Editorial – Contra la reducción de la fe a ética y técnica.

Luigino Bruni

Original italiano publicado en Avvenire el 17/08/2019

La relación entre la salud física y la espiritualidad es compleja y ambivalente. Las religiones siempre se han ocupado de la persona entera. Mientras hablaban de la salvación del alma también se preocupaban por la del cuerpo. Los profetas y, después, Jesucristo anunciaban otro Reino, pero mientras lo hacían cuidaban a los enfermos, curaban a los leprosos, resucitaban a los muertos y daban de comer a los pobres. La piedad popular, sobre todo en los países latinos, es una historia maravillosa de santas y santos amadísimos por el pueblo, entre otras cosas, porque curaban, libraban de la peste, los terremotos y las enfermedades, y protegían a los niños y a los animales domésticos.

Pedir gracias, curaciones y milagros es una actitud muy arraigada en la experiencia ordinaria de fe de muchas personas, que no puede ni debe clasificarse simplemente como un vestigio premoderno.

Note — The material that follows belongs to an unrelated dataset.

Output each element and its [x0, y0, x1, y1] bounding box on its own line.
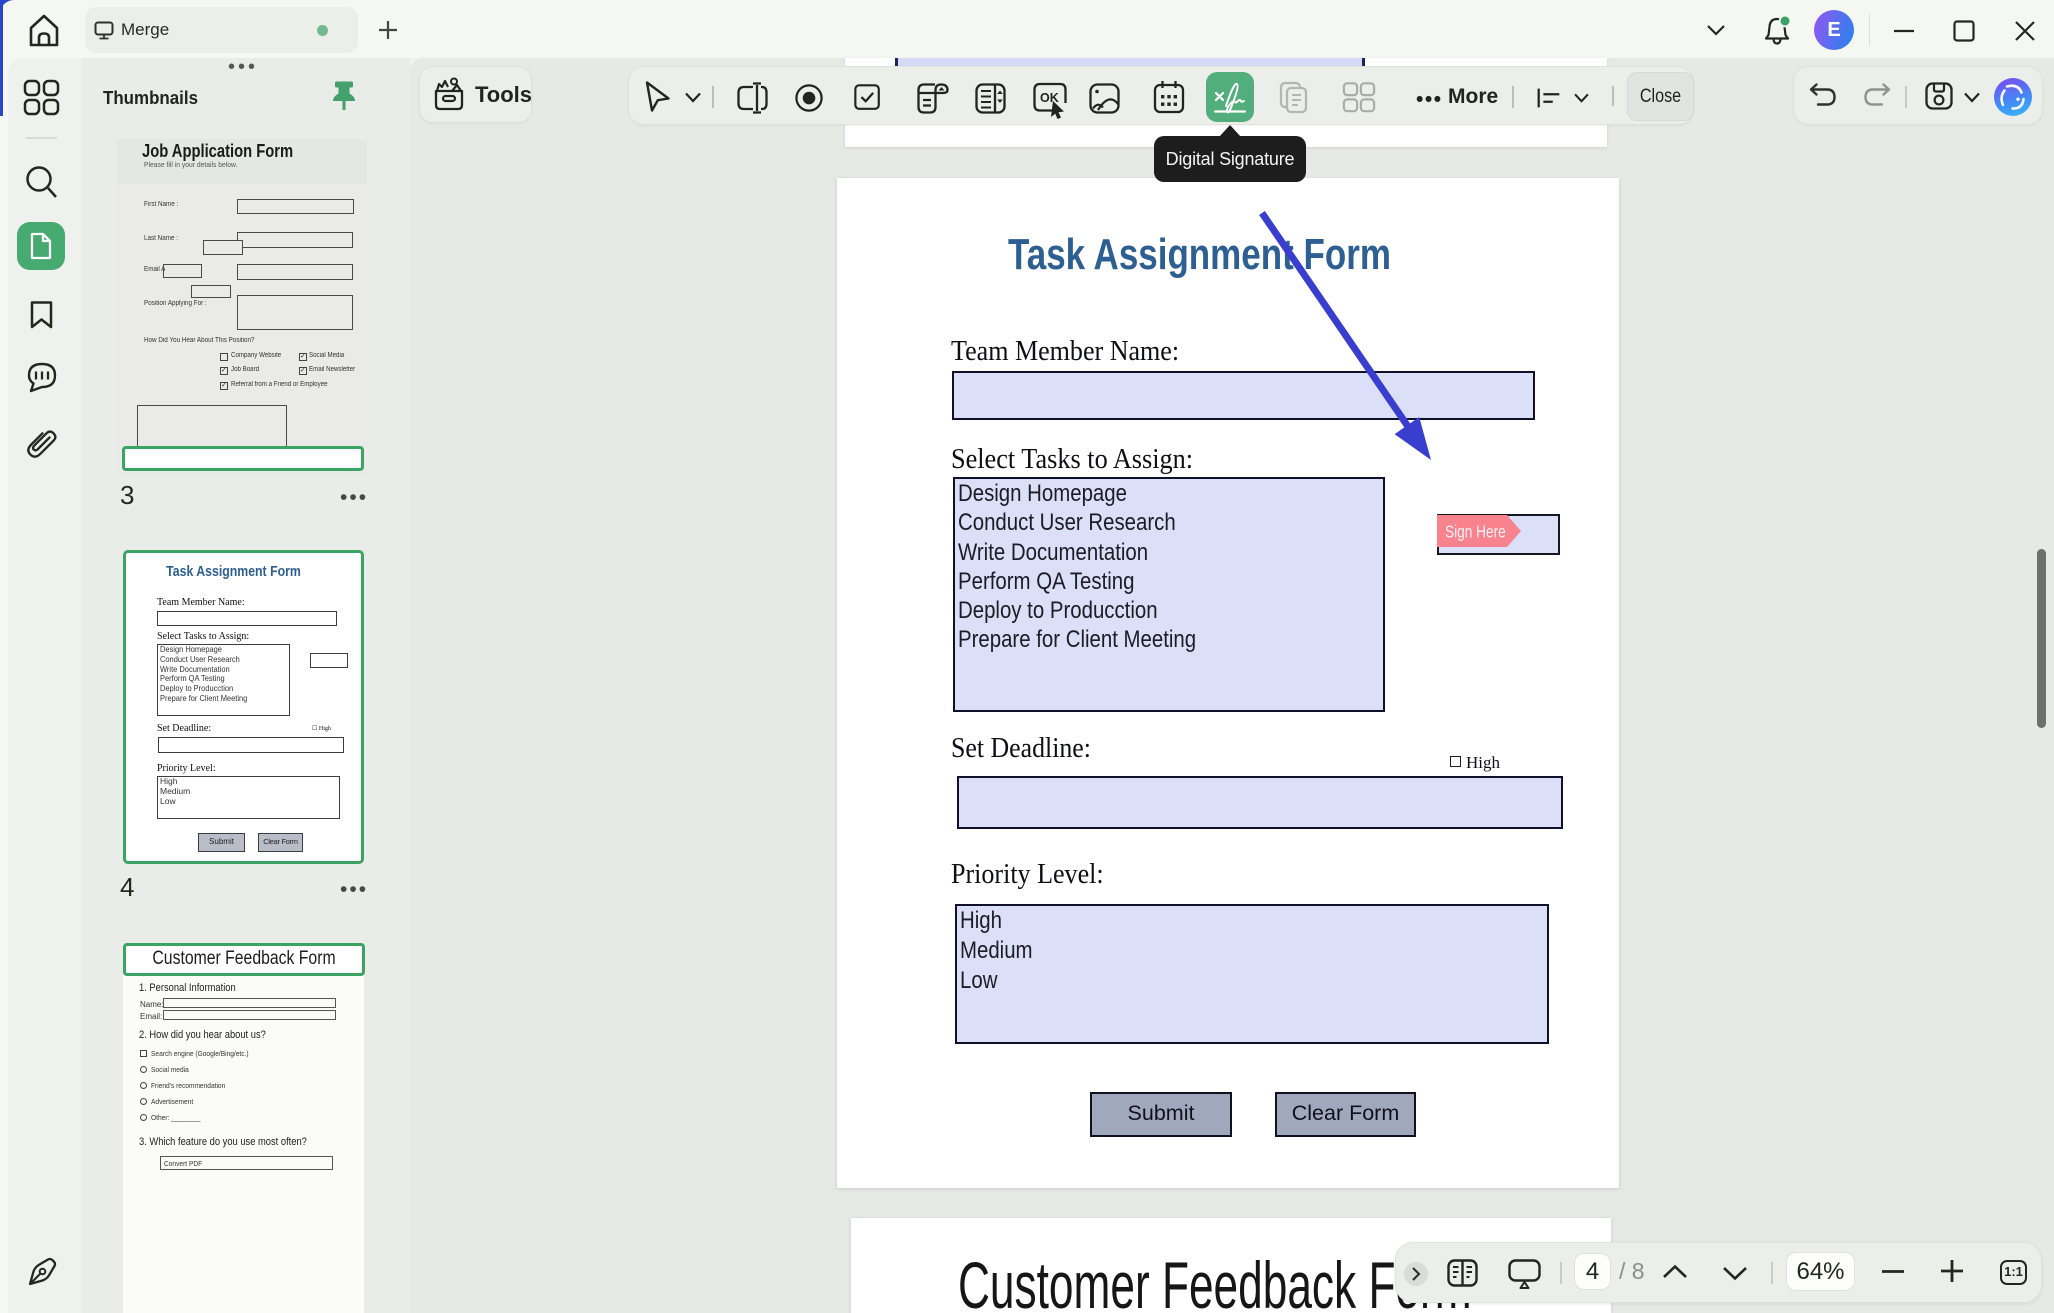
- svg-text:Sign Here: Sign Here: [1445, 523, 1506, 542]
- svg-text:OK: OK: [1040, 91, 1059, 105]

Pocos actos humanos más verdaderos hay bajo el sol que la plegaria de una madre delante del tabernáculo o a los pies de la estatua de un santo implorando la curación de un hijo. Las religiones contienen la promesa de vencer la muerte – quizá solo “al final”, pero vencerla –. Así debe ser. Cada religión lo promete a su manera, pero la idea misma de religión exige un horizonte de vida más amplio que el ciclo natural de cada individuo. Hoy, además, los estudios muestran una amplia evidencia empírica de una mayor longevidad y un mayor bienestar psicofísico en las personas que profesan una fe y realizan prácticas religiosas.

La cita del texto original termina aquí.